Хотя какого черта, не ясновидящие же мы. Откуда нам было знать, что с ней случится?
— Нашел в картире Салли что-нибудь интересное?
— Нет, Эд. Домовладелец, Корбитски, горазд языком молоть, но и он ничего не знает.
— В том-то и проблема, дядя. Все готовы болтать до одури, и никто ничего не знает.
— Может, тут и знать нечего. Потолковали мы, и я прочесал жилье Салли дюйм за дюймом. В общем, с ночи четверга там никого не было. Трехдневная чикагская пыль на всех поверхностях, следов нет, никаких там хитрых ловушек ни в прошлом, ни в настоящем. Но я забрал стаканы, из которых вы с Салли пили на сон грядущий. Стояли в раковине, отсюда я и понял, что это они — остальная посуда вымыта. Отнес их в лабораторию Кендалла на анализ.

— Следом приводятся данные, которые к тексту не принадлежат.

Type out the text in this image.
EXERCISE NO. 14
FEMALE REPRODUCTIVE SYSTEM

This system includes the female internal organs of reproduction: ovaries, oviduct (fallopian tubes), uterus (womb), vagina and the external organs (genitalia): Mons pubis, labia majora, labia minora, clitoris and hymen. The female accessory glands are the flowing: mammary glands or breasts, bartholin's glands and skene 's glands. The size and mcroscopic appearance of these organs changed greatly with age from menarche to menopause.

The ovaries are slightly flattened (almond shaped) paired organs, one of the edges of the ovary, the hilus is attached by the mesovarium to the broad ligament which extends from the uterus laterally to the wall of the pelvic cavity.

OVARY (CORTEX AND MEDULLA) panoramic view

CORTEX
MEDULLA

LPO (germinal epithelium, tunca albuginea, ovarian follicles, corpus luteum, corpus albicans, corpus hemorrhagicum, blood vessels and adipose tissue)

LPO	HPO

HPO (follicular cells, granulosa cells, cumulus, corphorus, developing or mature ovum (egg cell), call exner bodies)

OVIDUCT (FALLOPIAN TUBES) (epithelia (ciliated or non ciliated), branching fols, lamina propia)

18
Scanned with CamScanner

— Салли смешивала напитки у меня на глазах. В ее стакане не могло быть того, чего в моем не было.
— У тебя сердце здоровое, а у нее больное. На нее могло подействовать то, что у тебя никаких ощущений не вызвало бы. Нечто вроде никотина, но это я так. Такое количество никотина должно было изменить вкус напитка — значит, что-то другое, безвкусное. Кто-то, например, влил смертельную дозу в бутылку с виски — сколько его там было-то?
— Как раз на две порции.
— Ну вот, ты бы половину этой дозы и не почувствовал, а Салли хватило, особенно если это что-то сердечное. Бутылки из-под виски и с содовой я не стал брать: если в стаканах что-то было, анализ и так покажет.
— Еще бы лучше вскрытие провести.
— Мы не в том положении, чтобы требовать его, парень. Официального статуса нет, клиент и тот неизвестен. Потребовать мог бы Стэнтон, но если он скрывает, что нанял нас, то не станет этого делать. А вот если лаборатория подтвердит, что в стаканах находилось нечто помимо виски, лимона и соды, мы пойдем с этим в полицию, и вскрытие назначат как пить дать.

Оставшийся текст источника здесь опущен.